One Time Passwords (OTPs) are a mechanism to improve security over passwords alone. They provide a second factor of authentication against the first factor - which in most cases is some sort of password. While the password is static - and therefore vulnerable to be recorded or stolen, an OTP is each time a new one and can not be used twice (ONE time password :) ) There are basically two types of OTPs - HOTP (https://www.ietf.org/rfc/rfc4226.txt), which are counter-based and TOTP (https://tools.ietf.org/html/rfc6238), which are time-based. The idea is that a server knows a secret and the user has a device that knows the secret too - while the OTP that is provided and exchanged is calculated out of that shared secret.
Most solutions that use OTPs for authentication as a second factor want to verify the given OTP against a RADIUS Server. The RADIUS Server software itself has no possibility to verify the OTP as there is plenty of logic that the service must be able to handle, which in fact is no job for the RADIUS Server. There are a few things that must be handled:
- mapping between user and it's secret
- one time password type (hotp/totp)
- backup codes (in case the otp device is lost)
- optional personal pins (before or afer the otp)
otpNOW provides such a layer as a rest-service - which provides the connecting-service between the RADIUS (or any other software) and the math that makes OTPs possible.

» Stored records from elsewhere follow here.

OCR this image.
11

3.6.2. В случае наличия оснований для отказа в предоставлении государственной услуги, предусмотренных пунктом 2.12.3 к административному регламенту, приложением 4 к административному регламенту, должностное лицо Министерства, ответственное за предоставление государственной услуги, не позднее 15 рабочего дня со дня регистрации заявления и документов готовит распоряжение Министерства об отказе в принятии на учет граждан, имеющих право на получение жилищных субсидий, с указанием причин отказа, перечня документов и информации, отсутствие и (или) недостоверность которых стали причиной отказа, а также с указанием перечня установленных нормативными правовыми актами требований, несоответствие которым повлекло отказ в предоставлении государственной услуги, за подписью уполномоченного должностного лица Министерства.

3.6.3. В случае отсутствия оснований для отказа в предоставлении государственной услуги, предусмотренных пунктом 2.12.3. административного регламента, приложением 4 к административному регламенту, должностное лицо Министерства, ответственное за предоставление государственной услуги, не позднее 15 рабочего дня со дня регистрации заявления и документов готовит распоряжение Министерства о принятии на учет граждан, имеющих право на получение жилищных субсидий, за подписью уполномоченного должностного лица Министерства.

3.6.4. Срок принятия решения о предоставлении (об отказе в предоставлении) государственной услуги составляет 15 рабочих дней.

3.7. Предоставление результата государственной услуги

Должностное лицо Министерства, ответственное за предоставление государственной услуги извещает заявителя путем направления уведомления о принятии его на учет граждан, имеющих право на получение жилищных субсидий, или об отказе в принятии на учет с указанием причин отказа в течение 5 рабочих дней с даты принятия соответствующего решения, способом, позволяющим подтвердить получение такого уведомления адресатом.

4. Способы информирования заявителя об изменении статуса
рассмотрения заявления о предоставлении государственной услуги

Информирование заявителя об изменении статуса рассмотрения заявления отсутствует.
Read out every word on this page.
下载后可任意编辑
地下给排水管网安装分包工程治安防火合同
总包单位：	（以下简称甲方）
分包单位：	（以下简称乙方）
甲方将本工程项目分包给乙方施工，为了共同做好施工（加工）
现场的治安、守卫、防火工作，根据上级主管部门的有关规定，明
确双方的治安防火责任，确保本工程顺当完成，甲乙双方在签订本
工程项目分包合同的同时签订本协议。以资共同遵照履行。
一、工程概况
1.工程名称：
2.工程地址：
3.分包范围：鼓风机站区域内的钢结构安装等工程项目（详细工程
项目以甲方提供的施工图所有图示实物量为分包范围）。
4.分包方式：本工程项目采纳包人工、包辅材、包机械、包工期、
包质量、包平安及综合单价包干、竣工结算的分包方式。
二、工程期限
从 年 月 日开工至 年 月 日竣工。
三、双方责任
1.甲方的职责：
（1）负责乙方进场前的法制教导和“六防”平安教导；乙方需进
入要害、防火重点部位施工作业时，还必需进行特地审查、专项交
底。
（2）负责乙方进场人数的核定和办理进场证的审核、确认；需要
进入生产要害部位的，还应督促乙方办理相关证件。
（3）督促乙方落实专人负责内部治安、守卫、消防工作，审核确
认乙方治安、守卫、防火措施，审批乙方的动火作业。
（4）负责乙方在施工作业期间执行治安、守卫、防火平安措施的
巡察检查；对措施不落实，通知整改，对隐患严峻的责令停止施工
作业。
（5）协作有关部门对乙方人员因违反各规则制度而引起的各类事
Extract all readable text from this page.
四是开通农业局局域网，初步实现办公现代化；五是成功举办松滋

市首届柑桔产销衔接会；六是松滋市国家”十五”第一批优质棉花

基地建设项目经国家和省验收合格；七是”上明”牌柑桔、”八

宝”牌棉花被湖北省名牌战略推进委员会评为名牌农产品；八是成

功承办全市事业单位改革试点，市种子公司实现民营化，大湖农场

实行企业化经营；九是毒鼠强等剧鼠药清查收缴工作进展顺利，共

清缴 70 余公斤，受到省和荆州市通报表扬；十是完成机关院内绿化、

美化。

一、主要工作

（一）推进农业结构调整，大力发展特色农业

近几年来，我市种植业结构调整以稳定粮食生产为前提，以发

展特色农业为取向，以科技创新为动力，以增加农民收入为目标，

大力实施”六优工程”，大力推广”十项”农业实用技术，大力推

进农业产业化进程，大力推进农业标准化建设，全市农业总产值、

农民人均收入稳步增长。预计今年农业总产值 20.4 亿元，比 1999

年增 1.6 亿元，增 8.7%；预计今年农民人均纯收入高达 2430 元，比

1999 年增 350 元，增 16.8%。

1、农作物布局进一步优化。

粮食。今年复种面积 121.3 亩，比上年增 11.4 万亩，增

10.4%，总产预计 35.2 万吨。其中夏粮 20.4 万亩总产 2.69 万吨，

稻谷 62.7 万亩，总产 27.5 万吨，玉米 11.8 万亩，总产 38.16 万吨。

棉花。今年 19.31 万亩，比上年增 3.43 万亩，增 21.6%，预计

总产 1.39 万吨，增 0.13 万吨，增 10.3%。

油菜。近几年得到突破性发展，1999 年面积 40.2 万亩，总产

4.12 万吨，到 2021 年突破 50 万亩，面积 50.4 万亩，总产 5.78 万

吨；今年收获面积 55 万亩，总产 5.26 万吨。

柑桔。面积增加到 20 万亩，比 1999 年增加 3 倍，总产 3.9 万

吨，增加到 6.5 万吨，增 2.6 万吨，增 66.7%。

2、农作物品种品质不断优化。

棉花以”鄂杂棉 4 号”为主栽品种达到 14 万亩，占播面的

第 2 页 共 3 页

otpNOW uses the otp methods of the pquerna otp project, which is Apache 2 licensed too - great work btw!
- compile yourself (requirement: install go (minimum 1.15.x) as described here https://golang.org/doc/install)
go get github.com/mrwiora/otpNOW/
cd $GOPATH/src/github.com/mrwiora/otpNOW/
go build
./otpNOW
$ ./otpNOW
Issuer: Example.com
Account Name: [email protected]
Secret: KY3DBQYFXZ4MYW6NSWEGPWTYD7BD4QPY
Writing PNG to qr-code.png....
Please add your TOTP to your OTP Application now!
Feel free to access the API - the service is available up & running. Of course this server is only set up with the exemplary account, but for basic interaction with the API fair enough :) Due to server restarts the Key and therefore the offered QR code might change from time to time. Take care of this when trying to validate a token against the API.
- Just calling the Server - the offered QR can be scanned by any authenticator app - e.g. Google or Microsoft Authenticator
http://54.74.185.110:8080/
- next we could ask the server if a token is valid, which is certainly not
http://54.74.185.110:8080/token?passcode=123456
- next we could ask the server if a generated token is valid
http://54.74.185.110:8080/token?passcode=611201
- doing this by a commandline client - with some more information offering - it looks like:
basics
- provide reference key to check if it's working
- provide totp validation rest interface
- provide hotp validation rest interface
- user key management storage
- backup keys
- optional personal pin
integrations
- freeradius guidance
nice2have
- implement test driven development
- software that is able to handle such OTP verifications is either a closed ecosystem and used by the large enterprises or seriously enterprise priced - in each case nothing you want to have when talking about security.